Soak mesquite, alder, hickory, or pecan chips for one hour before scattering over the hot coals or placing in a foil packet. You want them to sizzle and smoke the whole time your food is cooking, not burst into flames.
Different woods carry different flavors, so don’t hesitate to experiment! Salmon works particularly well when cooked on cedar planks. You can even use wood chips from broken down whiskey or wine barrels if you want to see how those flavors will enhance your dinner.
If you really love that smoke flavor, then a smoker or pellet grill may be in your future. These use small hardwood pellets for maximum smoke and flavor.
Skewers & Racks
Soak wood skewers in water for an hour before use. They are best used for foods that can be cooked quickly, like vegetables and fruits. Otherwise you may end up with charred skewers!
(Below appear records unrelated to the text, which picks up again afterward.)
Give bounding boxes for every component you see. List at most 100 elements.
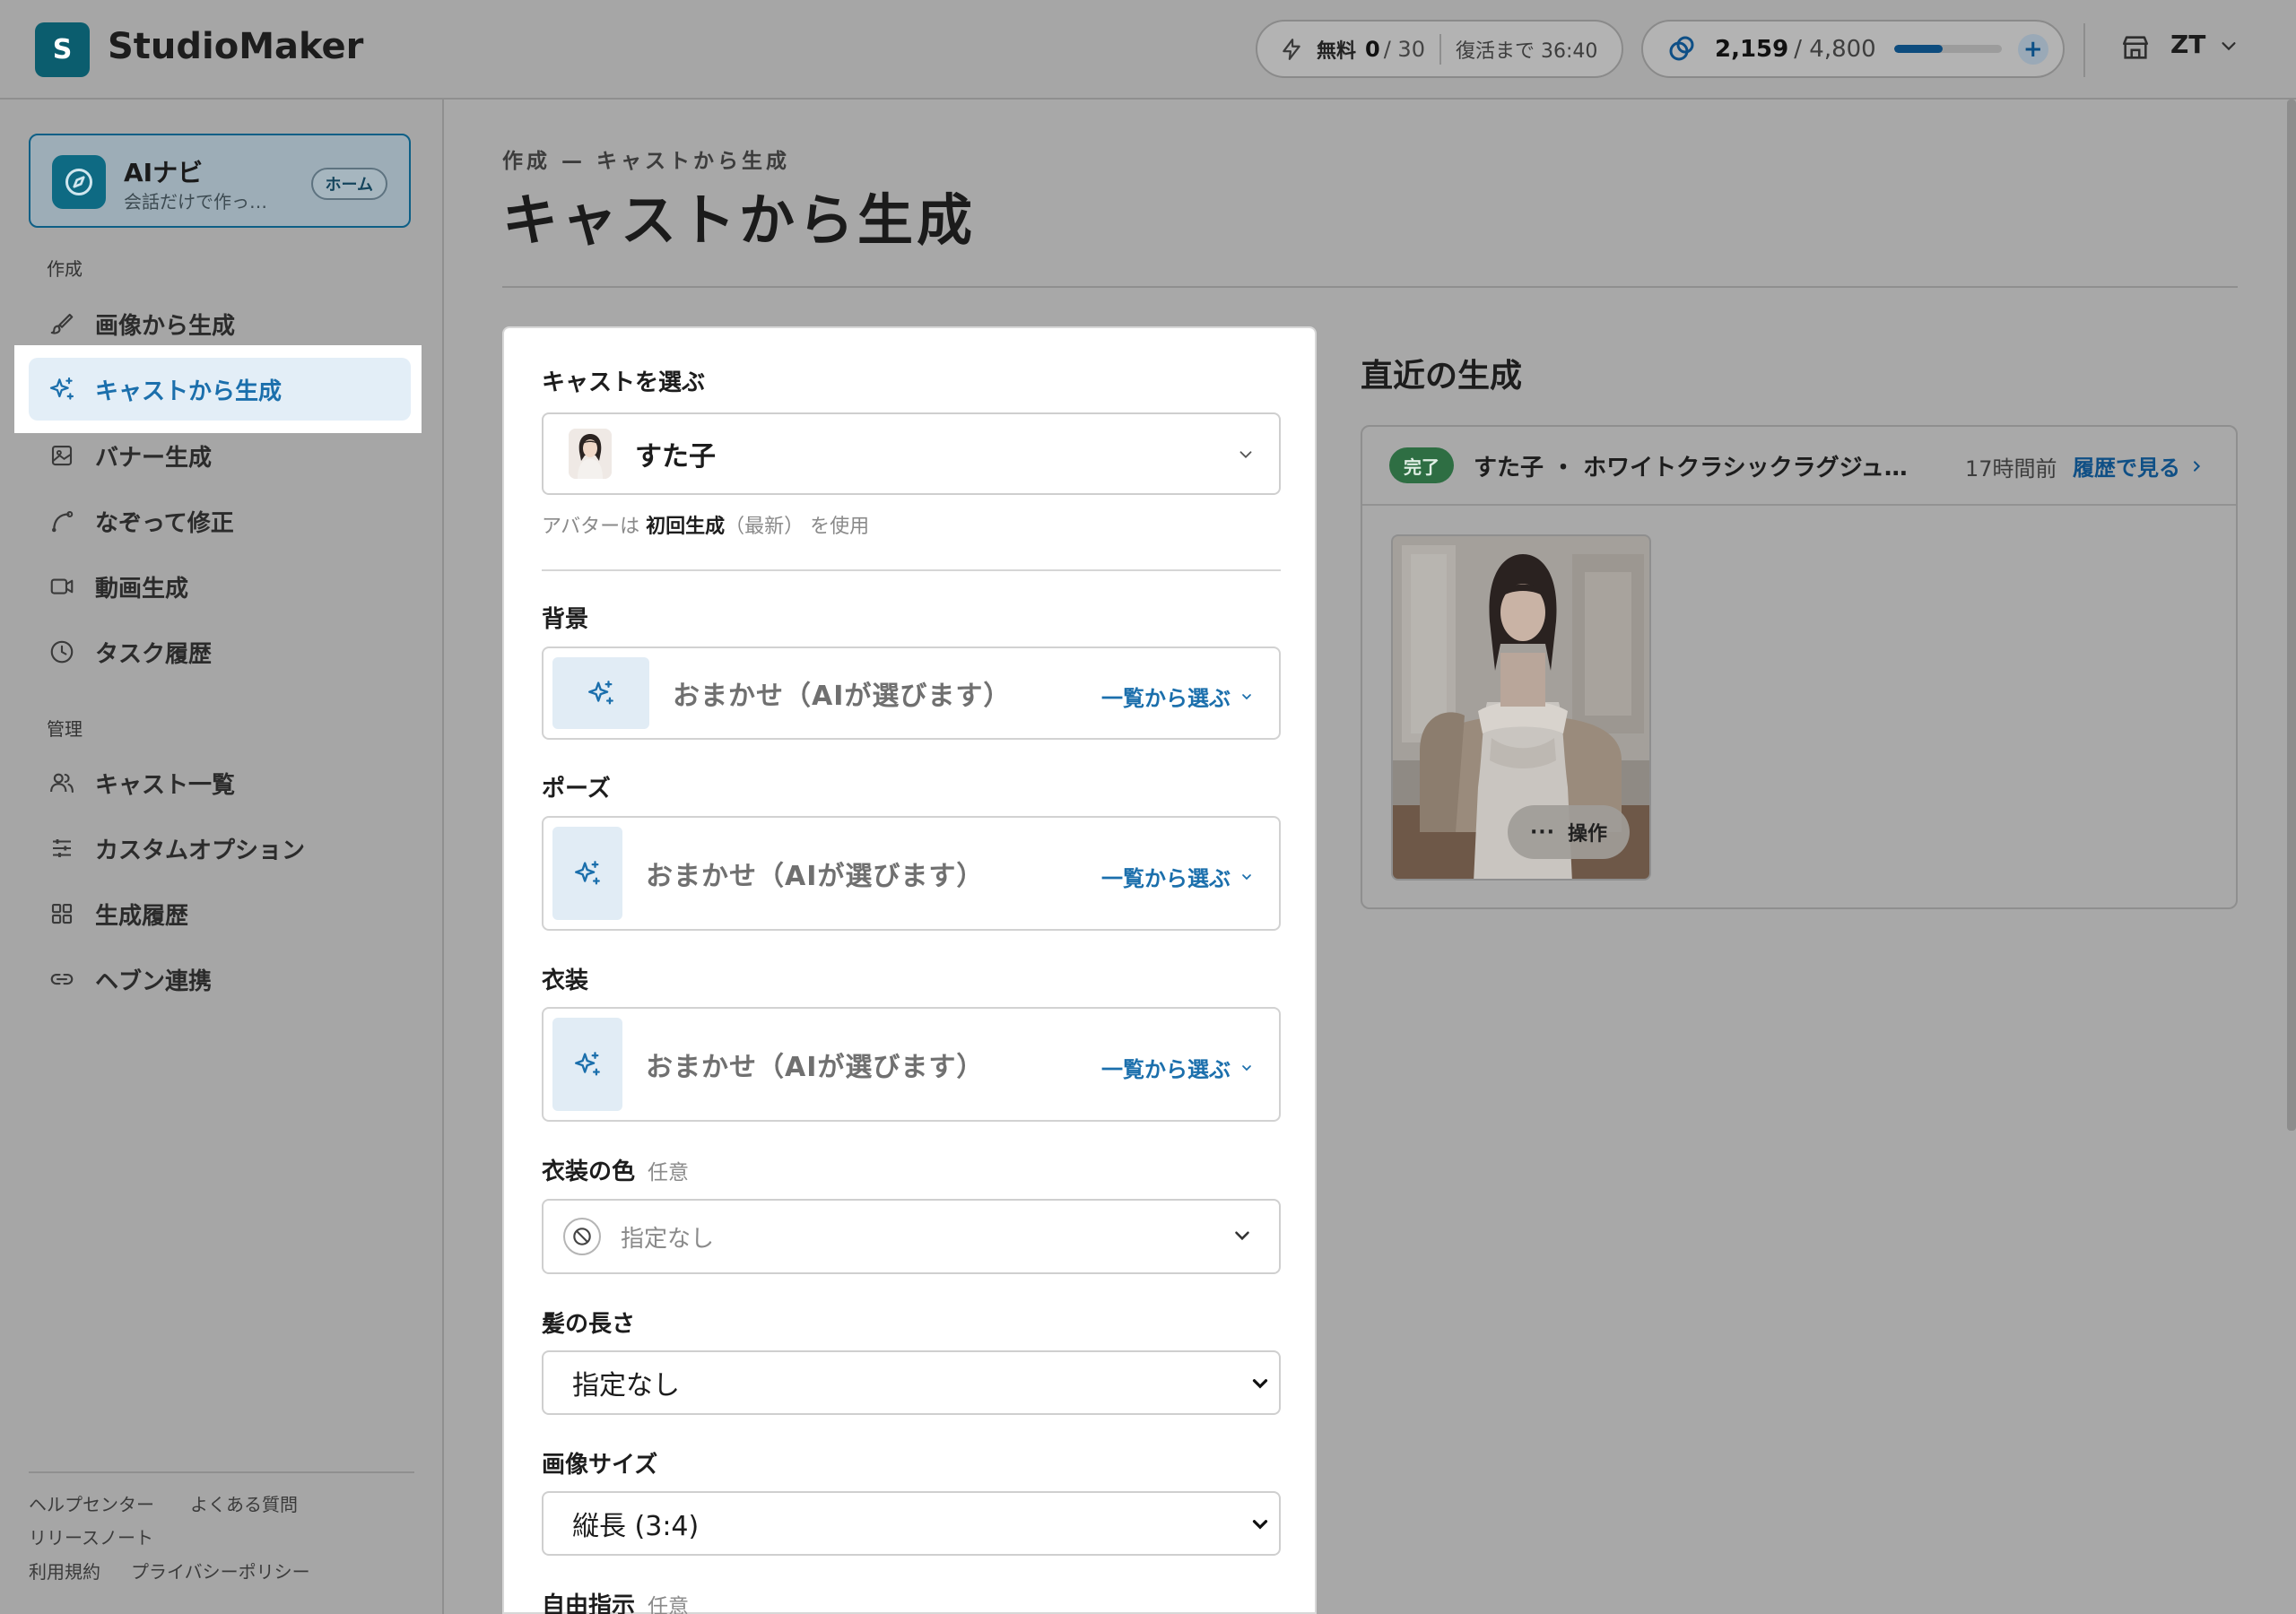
view-in-history-link[interactable]: 履歴で見る: [2073, 450, 2204, 482]
pose-picker[interactable]: おまかせ（AIが選びます） 一覧から選ぶ: [542, 816, 1281, 931]
sidebar-item-task-history[interactable]: タスク履歴: [29, 620, 411, 683]
link-icon: [47, 964, 77, 994]
optional-tag: 任意: [648, 1595, 690, 1614]
add-credits-button[interactable]: +: [2017, 33, 2048, 65]
faq-link[interactable]: よくある質問: [190, 1490, 298, 1516]
sparkles-icon: [47, 374, 77, 404]
sidebar-item-custom-options[interactable]: カスタムオプション: [29, 817, 411, 880]
pose-auto-text: おまかせ（AIが選びます）: [646, 861, 985, 892]
recent-item-time: 17時間前: [1965, 456, 2057, 482]
cast-label: キャストを選ぶ: [542, 369, 706, 396]
free-instruction-label-text: 自由指示: [542, 1592, 636, 1614]
logo-letter: S: [52, 34, 73, 65]
ainavi-title: AIナビ: [124, 158, 204, 187]
help-center-link[interactable]: ヘルプセンター: [29, 1490, 154, 1516]
costume-picker[interactable]: おまかせ（AIが選びます） 一覧から選ぶ: [542, 1007, 1281, 1122]
generated-image-thumbnail[interactable]: ··· 操作: [1391, 534, 1651, 881]
sidebar-item-heaven-link[interactable]: ヘブン連携: [29, 948, 411, 1011]
costume-label: 衣装: [542, 968, 589, 994]
more-icon: ···: [1529, 820, 1556, 844]
cast-name: すた子: [635, 441, 716, 473]
sliders-icon: [47, 833, 77, 863]
avatar: [569, 429, 612, 479]
credits-pill[interactable]: 2,159 / 4,800 +: [1641, 20, 2065, 78]
image-icon: [47, 440, 77, 471]
chevron-down-icon[interactable]: [2219, 36, 2239, 56]
costume-color-label-text: 衣装の色: [542, 1158, 636, 1185]
section-label-create: 作成: [47, 258, 83, 280]
free-used: 0: [1365, 36, 1380, 62]
chevron-down-icon: [1242, 873, 1251, 880]
user-initials[interactable]: ZT: [2170, 30, 2205, 59]
pose-pick-from-list[interactable]: 一覧から選ぶ: [1101, 861, 1254, 892]
pick-link-label: 一覧から選ぶ: [1101, 1057, 1231, 1082]
free-quota-pill[interactable]: 無料 0 / 30 復活まで 36:40: [1256, 20, 1623, 78]
ainavi-subtitle: 会話だけで作っ…: [124, 191, 267, 213]
grid-icon: [47, 898, 77, 929]
ainavi-card[interactable]: AIナビ 会話だけで作っ… ホーム: [29, 134, 411, 228]
chevron-down-icon: [1231, 1224, 1254, 1247]
image-size-label: 画像サイズ: [542, 1452, 658, 1479]
clock-icon: [47, 637, 77, 667]
divider: [1439, 33, 1441, 65]
recent-item-header: 完了 すた子 ・ ホワイトクラシックラグジュ… 17時間前 履歴で見る: [1362, 427, 2236, 506]
chevron-down-icon: [1248, 1513, 1272, 1536]
pose-label: ポーズ: [542, 776, 611, 803]
revive-timer: 復活まで 36:40: [1455, 39, 1598, 63]
sidebar-item-cast-list[interactable]: キャスト一覧: [29, 751, 411, 814]
image-size-select[interactable]: 縦長 (3:4): [542, 1491, 1281, 1556]
costume-pick-from-list[interactable]: 一覧から選ぶ: [1101, 1052, 1254, 1083]
sidebar-item-video[interactable]: 動画生成: [29, 555, 411, 618]
divider: [2083, 23, 2085, 77]
sidebar-item-label: ヘブン連携: [95, 968, 213, 995]
bolt-icon: [1279, 37, 1304, 62]
terms-link[interactable]: 利用規約: [29, 1558, 100, 1584]
chevron-down-icon: [1242, 1064, 1251, 1071]
background-auto-text: おまかせ（AIが選びます）: [673, 681, 1012, 712]
users-icon: [47, 768, 77, 798]
cast-select[interactable]: すた子: [542, 412, 1281, 495]
pen-curve-icon: [47, 506, 77, 536]
sidebar-item-label: キャストから生成: [95, 377, 283, 405]
sidebar-item-cast-generate[interactable]: キャストから生成: [29, 358, 411, 421]
sidebar-item-label: なぞって修正: [95, 509, 234, 537]
costume-color-select[interactable]: 指定なし: [542, 1199, 1281, 1274]
store-icon[interactable]: [2120, 32, 2151, 63]
sidebar-item-label: 動画生成: [95, 575, 189, 603]
app-name[interactable]: StudioMaker: [108, 23, 363, 70]
chevron-down-icon: [1248, 1372, 1272, 1395]
title-divider: [502, 286, 2238, 288]
none-icon: [563, 1218, 601, 1255]
scrollbar[interactable]: [2287, 100, 2296, 1131]
free-instruction-label: 自由指示 任意: [542, 1587, 689, 1614]
background-label: 背景: [542, 606, 589, 633]
recent-generation-card: 完了 すた子 ・ ホワイトクラシックラグジュ… 17時間前 履歴で見る ··· 操…: [1361, 425, 2238, 909]
credits-progress-bar: [1893, 45, 2002, 53]
history-link-label: 履歴で見る: [2073, 456, 2180, 481]
sidebar-item-label: キャスト一覧: [95, 771, 236, 799]
avatar-note-prefix: アバターは: [542, 516, 640, 538]
privacy-link[interactable]: プライバシーポリシー: [131, 1558, 310, 1584]
chevron-down-icon: [1236, 445, 1256, 464]
operations-button[interactable]: ··· 操作: [1508, 805, 1630, 859]
chevron-down-icon: [1242, 693, 1251, 699]
free-total: / 30: [1383, 36, 1425, 62]
form-divider: [542, 569, 1281, 571]
footer-divider: [29, 1471, 414, 1473]
home-badge: ホーム: [310, 168, 387, 200]
logo-icon[interactable]: S: [35, 22, 90, 77]
sidebar-item-generate-history[interactable]: 生成履歴: [29, 882, 411, 945]
background-picker[interactable]: おまかせ（AIが選びます） 一覧から選ぶ: [542, 646, 1281, 740]
sidebar-item-banner[interactable]: バナー生成: [29, 424, 411, 487]
generation-form-card: キャストを選ぶ すた子 アバターは 初回生成（最新） を使用 背景 おまかせ（A…: [502, 326, 1317, 1614]
sidebar-item-trace-fix[interactable]: なぞって修正: [29, 490, 411, 552]
sidebar: AIナビ 会話だけで作っ… ホーム 作成 画像から生成 キャストから生成 バナー…: [0, 100, 444, 1614]
brush-icon: [47, 308, 77, 339]
video-icon: [47, 571, 77, 602]
sidebar-item-label: カスタムオプション: [95, 837, 306, 864]
operations-label: 操作: [1568, 823, 1608, 846]
hair-length-select[interactable]: 指定なし: [542, 1350, 1281, 1415]
background-pick-from-list[interactable]: 一覧から選ぶ: [1101, 681, 1254, 712]
pick-link-label: 一覧から選ぶ: [1101, 866, 1231, 891]
release-notes-link[interactable]: リリースノート: [29, 1523, 153, 1549]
Use flat metal skewers when cooking meat kabobs. Round skewers will let the food turn and will not provide even cooking. If round is all you have, you can use two skewers, side-by-side, stabbed through each chain of meat, instead of just one. This gives you better grip and keeps the meat from spinning on the skewer.
Or, go for broke and grab a set of dual metal skewers. These are sure to keep your kabobs firm for controlled and even cooking.
Another option is a grill rack. There are many varieties, but their general use is to keep small or delicate types of food from crumbling or falling into the fire. Many kinds of seafood and small vegetables are much easier to handle with a grill rack.
Marinades & Sauces
Apply marinades at least an hour before cooking, although overnight is even better, especially for thicker sauces. The extra time gives the flavors a chance to really sink into the food and spice things up.
When using sauces containing sugar and fat, apply them only during the last 10 minutes of cooking. Shift the food to a cooler area of the grill to sauce it, just as you would when flipping. This minimizes dripping or spilling fat and sugar onto the flames. Sauce plus fire is a major cause of flare-ups and burnt food.
Check out the Recipes section for some of the team’s favorite marinades, rubs, and sauces.
Weather can affect grilling times, and so can the length of time the food is being cooked. Follow recipes carefully, as they are hopefully backed by a lot of experimentation and experience. Pay special attention to temperature and heat-related instructions.
Here are some helpful rules for maintaining cooking temperature:
- To lower the cooking temperature, you can:
- raise the cooking grate,
- spread the coals farther apart,
- adjust the vents on the grill’s pan to halfway-closed.
- To raise the temperature, you can:
- lower the cooking grate,
- tap ash from the coals,
- move the coals closer together,
- adjust the vents so that they are opened further,
- add more charcoal to the outer edges of the hot coals.
- When the weather is cold, you will need to use more briquettes to achieve an ideal cooking temperature. Grilling will also take longer. Wind will tend to make the fire hotter, and on a humid day, the coals will burn slower.
- The thickness and the temperature of the food when it is placed on the grill will affect its cooking time. The colder and thicker the food, the longer it will take to cook.
- The closer the cooking grate is to the coals, the quicker the food will cook.
- Fires using hardwood will burn hotter than charcoal briquettes.
- Using a food thermometer is the most reliable way to test when your food is done. You want to know how hot it really is on the inside.
- Always follow the recipe’s instructions for testing doneness. Different foods can require different methods.
- Moving the food around on the grill will give you the most even cooking results, but don’t turn the food too often or use a fork to move the food. Using a fork will release juices that you want inside the food. Use a set of tongs or a spatula to move the food without losing tasty juices.